Gluten-free organic cookie and baking mix company Ginnybakes shut down and declared bankruptcy.
MIAMI-DADE — Miami International Airport CEO Emilio González resigned. The resignation followed a move by the county to directly over-see concessions, retail leasing and procurement at Miami International Airport, taking that authority from the airport.
The Coral Gables City Commission voted to direct $15 million in impact fees to the proposed Underline park under the county’s Metrorail elevated transit system.

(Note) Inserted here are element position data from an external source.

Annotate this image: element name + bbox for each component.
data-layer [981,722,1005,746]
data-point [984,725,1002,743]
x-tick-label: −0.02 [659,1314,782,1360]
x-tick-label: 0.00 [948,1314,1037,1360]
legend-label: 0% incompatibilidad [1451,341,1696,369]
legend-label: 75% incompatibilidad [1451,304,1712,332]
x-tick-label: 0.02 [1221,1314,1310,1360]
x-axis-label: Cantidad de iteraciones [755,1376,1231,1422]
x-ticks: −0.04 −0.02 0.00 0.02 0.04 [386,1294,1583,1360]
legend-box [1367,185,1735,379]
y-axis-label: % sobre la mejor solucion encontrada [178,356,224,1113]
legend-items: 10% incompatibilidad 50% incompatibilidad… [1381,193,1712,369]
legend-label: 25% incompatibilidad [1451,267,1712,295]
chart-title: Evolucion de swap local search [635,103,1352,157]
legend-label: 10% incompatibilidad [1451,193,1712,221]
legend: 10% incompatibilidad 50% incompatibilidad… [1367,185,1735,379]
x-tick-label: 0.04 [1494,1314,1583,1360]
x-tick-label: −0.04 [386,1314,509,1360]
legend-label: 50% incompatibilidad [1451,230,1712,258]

The project needs another $15 million to reach the $100 million needed for construction, and the non-profit Friends of the Underline plans to break ground near the end of this year.
- Nick Miceli was promoted to TD Bank’s regional president for Florida. He had been the bank’s New Jersey commercial market president.
- Hospital Corp. of America promoted Lee B. Chaykin to CEO of Aventura Hospital and Medical Center. He had been vice president of business development at HCA’S east Florida division office.
Innovation Energy Boost
As a culinary student, Ashanty Williams loved to exercise but couldn’t find a quality, tasty snack to give her a boost after workouts. She started creating her own and began sharing them at the gym that she helped manage in South Miami. Lauren Feingold, a chef and gym member, tried one of the snacks in 2012 and was hooked. Their venture, Shanti Bar, was born.
Today, the co-founders manufacture their organic, gluten-free, non-GMO, vegan and kosher bars in a small, FDA-approved factory in south Miami-Dade, selling to Bed Bath & Beyond, Whole Foods and other outlets.
Williams, 33, and Feingold, 32, are working with natural foods distributor UNFI to sell across the East Coast.